Real Australia lives outside the media bubble. By Chris Mitchell.

Reporting of attempts to reach a compromise on the [religious discrimination] Bill last week was so politicised Guardian Australia readers and ABC viewers could have been forgiven for not realising many of Labor’s most senior frontbenchers, especially in western Sydney, have never, and will never, publicly criticise the proposed reforms.

While media activists framed the debate as a question of gay and trans rights, Labor knows many of its own supporters in multicultural Australia care far more about their own freedom to send their children to schools that will impart the religious views their fees are paying for. …

This has always been a delicate issue of balancing competing rights: the rights of gay and trans children and the right to free religious expressions of faith. Yet much of the left media has been unable to prioritise religious freedom and seems able only to defend gay and trans students’ rights.

As several conservative commentators have pointed out, there are no obvious examples of religious schools expelling gay and trans students. …
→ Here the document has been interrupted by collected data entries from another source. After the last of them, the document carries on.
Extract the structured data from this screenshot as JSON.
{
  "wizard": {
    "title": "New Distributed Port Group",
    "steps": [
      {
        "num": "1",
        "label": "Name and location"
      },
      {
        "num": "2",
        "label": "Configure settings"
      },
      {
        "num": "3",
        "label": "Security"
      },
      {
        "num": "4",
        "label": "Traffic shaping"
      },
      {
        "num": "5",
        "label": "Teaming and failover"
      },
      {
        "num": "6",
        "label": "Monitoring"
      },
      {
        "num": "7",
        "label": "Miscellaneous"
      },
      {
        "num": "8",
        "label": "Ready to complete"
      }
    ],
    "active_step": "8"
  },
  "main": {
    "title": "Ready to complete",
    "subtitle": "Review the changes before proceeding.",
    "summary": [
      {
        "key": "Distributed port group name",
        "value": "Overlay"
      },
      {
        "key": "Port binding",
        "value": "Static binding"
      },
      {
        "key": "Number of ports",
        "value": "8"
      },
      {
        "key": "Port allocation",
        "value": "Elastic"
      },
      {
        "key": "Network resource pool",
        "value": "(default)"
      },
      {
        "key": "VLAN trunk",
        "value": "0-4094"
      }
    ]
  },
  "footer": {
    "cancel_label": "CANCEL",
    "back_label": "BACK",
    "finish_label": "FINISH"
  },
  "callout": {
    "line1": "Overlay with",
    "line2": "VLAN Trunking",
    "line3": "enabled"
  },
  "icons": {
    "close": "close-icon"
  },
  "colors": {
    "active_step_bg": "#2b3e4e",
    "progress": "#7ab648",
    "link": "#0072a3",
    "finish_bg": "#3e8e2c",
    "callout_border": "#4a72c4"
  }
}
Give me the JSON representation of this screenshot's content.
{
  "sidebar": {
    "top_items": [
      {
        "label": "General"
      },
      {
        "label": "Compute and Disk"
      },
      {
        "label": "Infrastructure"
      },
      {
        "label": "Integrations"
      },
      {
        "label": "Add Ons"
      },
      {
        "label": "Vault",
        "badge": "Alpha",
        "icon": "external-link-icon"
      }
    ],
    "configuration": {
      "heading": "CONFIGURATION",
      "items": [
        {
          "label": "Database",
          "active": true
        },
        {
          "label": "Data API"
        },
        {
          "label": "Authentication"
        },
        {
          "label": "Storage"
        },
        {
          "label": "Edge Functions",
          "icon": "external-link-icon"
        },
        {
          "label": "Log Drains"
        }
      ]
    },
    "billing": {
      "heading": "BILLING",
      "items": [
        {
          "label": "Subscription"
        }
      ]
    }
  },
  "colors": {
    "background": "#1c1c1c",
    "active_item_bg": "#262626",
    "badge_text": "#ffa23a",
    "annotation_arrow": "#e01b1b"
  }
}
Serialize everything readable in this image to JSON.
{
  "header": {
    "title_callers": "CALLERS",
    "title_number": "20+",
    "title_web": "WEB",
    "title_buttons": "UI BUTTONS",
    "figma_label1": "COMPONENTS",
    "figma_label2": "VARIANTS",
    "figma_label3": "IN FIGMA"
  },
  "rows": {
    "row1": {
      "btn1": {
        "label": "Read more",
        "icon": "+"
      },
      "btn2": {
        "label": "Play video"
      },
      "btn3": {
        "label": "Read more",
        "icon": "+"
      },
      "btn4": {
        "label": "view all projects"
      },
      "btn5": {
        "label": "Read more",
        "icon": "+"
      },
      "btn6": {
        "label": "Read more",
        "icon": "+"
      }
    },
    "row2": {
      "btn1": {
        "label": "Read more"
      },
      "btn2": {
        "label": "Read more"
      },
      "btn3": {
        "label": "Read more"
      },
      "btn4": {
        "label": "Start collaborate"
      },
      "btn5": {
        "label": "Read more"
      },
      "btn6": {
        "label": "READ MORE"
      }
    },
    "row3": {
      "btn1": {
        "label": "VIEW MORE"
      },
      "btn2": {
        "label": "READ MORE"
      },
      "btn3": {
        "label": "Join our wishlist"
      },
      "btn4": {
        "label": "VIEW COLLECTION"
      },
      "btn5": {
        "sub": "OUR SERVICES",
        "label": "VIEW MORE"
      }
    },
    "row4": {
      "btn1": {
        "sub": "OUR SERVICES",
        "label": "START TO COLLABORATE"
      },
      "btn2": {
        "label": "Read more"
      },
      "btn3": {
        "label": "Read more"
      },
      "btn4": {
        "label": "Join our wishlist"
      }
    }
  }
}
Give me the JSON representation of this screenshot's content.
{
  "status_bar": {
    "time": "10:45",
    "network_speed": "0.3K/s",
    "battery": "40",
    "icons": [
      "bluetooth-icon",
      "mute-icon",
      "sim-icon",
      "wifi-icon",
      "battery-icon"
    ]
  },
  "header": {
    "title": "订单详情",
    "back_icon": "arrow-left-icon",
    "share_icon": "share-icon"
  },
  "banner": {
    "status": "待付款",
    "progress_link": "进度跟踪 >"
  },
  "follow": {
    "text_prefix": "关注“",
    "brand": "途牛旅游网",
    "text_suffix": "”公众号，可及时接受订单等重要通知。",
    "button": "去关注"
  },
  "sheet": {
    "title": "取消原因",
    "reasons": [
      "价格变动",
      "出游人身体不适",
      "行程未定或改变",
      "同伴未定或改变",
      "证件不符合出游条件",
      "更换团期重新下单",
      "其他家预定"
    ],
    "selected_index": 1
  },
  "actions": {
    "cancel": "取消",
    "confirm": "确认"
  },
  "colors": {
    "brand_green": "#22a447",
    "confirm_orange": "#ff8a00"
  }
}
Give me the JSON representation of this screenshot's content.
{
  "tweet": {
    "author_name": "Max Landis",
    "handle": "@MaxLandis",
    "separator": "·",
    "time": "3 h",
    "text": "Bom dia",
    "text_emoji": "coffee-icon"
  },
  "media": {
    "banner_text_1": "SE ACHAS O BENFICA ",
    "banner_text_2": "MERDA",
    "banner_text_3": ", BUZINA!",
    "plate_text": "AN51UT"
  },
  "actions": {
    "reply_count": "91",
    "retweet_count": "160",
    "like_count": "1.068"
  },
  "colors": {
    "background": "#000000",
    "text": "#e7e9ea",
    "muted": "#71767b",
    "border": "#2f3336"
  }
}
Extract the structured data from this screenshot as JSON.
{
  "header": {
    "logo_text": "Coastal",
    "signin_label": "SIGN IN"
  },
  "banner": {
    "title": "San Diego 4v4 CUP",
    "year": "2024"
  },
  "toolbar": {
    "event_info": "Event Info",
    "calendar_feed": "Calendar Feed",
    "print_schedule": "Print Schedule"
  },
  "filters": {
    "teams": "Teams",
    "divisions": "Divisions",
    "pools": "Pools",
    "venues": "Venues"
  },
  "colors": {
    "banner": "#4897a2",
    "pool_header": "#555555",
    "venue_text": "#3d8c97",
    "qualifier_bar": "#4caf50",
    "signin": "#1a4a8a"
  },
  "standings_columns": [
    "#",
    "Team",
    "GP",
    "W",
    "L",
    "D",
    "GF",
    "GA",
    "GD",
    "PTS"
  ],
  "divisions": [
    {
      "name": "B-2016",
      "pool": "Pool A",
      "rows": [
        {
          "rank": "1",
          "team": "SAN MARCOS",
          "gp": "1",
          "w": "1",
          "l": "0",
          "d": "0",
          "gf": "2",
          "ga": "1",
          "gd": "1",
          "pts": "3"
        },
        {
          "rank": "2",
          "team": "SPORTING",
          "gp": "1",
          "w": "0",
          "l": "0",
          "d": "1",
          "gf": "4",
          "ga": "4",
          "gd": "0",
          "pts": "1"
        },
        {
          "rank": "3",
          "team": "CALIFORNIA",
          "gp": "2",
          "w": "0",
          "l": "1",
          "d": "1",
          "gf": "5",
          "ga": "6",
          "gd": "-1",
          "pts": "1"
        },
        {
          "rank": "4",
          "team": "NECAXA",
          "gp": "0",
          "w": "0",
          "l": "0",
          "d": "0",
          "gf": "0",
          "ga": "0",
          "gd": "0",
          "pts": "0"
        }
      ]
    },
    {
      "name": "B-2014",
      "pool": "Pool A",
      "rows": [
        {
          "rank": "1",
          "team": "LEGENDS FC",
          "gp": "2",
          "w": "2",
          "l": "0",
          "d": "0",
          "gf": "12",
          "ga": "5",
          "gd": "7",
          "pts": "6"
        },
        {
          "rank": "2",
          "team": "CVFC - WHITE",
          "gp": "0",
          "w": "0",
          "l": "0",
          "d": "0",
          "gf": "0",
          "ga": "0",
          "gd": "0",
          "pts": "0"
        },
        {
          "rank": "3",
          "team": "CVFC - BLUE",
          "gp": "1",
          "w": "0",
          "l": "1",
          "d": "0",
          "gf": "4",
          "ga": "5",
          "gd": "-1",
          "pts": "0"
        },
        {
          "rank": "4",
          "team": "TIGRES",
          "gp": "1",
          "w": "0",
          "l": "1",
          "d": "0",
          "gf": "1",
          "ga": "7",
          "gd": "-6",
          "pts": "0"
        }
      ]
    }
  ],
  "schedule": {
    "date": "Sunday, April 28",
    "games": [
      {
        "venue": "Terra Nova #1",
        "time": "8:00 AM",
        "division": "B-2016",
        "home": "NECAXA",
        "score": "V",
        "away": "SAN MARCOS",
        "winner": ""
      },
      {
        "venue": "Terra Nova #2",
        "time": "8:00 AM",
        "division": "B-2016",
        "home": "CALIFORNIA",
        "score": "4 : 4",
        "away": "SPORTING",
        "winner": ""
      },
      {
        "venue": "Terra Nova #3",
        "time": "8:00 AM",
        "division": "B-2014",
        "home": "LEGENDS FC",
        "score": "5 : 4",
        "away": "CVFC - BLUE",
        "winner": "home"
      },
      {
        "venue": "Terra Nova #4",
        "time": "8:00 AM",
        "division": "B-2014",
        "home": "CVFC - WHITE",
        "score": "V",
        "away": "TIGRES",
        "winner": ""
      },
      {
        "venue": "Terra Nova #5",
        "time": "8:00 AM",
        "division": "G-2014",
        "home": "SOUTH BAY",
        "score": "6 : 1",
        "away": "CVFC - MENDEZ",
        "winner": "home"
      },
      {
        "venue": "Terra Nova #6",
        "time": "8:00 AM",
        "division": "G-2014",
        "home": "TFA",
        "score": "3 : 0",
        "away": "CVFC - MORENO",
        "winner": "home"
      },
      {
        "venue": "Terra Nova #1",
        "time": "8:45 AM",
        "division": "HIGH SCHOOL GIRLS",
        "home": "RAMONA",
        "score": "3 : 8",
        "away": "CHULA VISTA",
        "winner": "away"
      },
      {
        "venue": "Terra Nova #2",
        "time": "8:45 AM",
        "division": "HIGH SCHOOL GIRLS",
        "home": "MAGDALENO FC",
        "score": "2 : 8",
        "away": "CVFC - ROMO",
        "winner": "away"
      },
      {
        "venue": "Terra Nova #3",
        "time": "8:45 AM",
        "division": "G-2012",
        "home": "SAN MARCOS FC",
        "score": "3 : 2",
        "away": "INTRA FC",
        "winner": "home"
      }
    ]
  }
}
Good on The Sydney Morning Herald last Wednesday for publishing a piece by lawyer John Steenhof of the Christian charitable lobby the Human Rights Law Alliance. He wrote: “Sadly, in modern Australia, almost 30 per cent of Australians have experienced discrimination because of their religion or religious views.” …

On ABC TV’s breakfast show, host Michael Rowland hectored Financial Services Minister Jane Hume demanding on three separate occasions, “Do you support private schools … having the ability to expel trans students?” …

The failure of the parliament and much of the media to come to terms with the need for a reform that was essentially a quid pro quo to religious Australians worried about gay marriage illustrates the damage that gesture politics and social media posturing are doing to our politics and media. Mainstream Australians do not want to injure gay or trans children, but they do support the rights of religious schools to insist teachers not campaign at work for things at odds with the faith of the school. …

Yet this issue and the other puerile scandals exercising journalists the past fortnight will have little effect on voters. …

People who think sending trans children in dresses to boys’ schools might not be such a great idea are apparently extremists. Try saying that to any of the parents at western Sydney’s Islamic schools.

Balance has no place in woke. At any moment there are the more-politically-correct identities, and the less favored identities, and the more PC people always win. Your character and behavior have nothing to do with it, so stop whinging and vote for the woke collective, comrade.